The solution here is to build another 10 minutes into your walks — perhaps 25 minutes instead of 15 or 20. Walk time is not just about whether she relieves herself. It’s about whether she has sufficient opportunity to explore her environment in the way that comes naturally to her.

2. Buy blue and yellow toys. Frisbees, balls, plush animals, and all other kinds of dog toys tend to come in a variety of colors. But keep in mind that dogs are color blind — they don’t see as much of the color spectrum as we do, and they don’t see it as vividly. The world looks more like the first 20 minutes of The Wizard of Oz to them than the rest of the movie. Thus, a red Frisbee on green grass isn’t going to stand out that much. But blue and yellow do pop for dogs. They’re on the part of the color spectrum that dogs perceive closer to the way we do.
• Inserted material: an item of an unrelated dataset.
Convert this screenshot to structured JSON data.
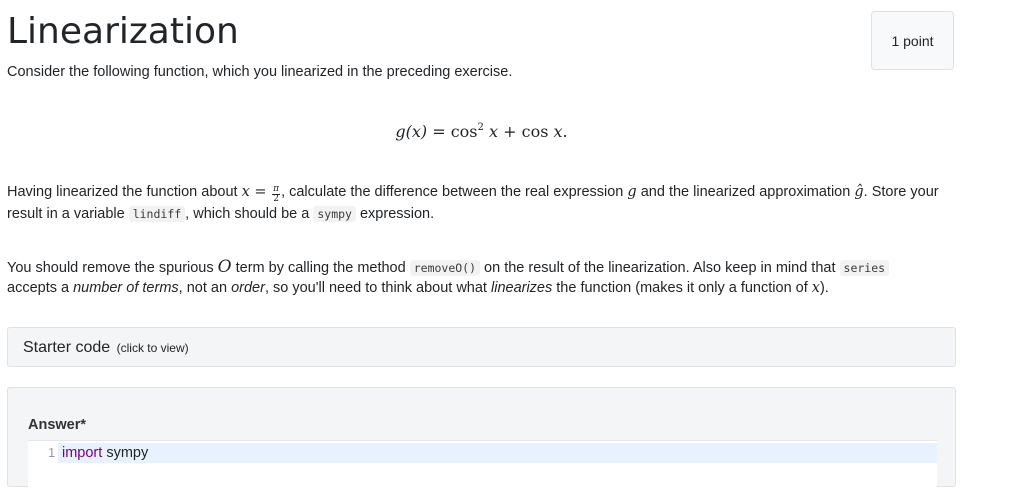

3. Stroke the muzzle — soothingly. Lots of dogs enjoy a brisk rubdown or a spirited belly rub. But at the same time, they’re physically sensitive, especially on their faces. It makes sense. While our sense of touch is most acute at the tips of our fingers, on dogs it’s at the muzzle — the nose and mouth and the areas between and around them. That’s where canines have the most touch receptors. So to communicate especially tender affection, stroke your pet ever so gently on the side of the muzzle. She will really feel the love.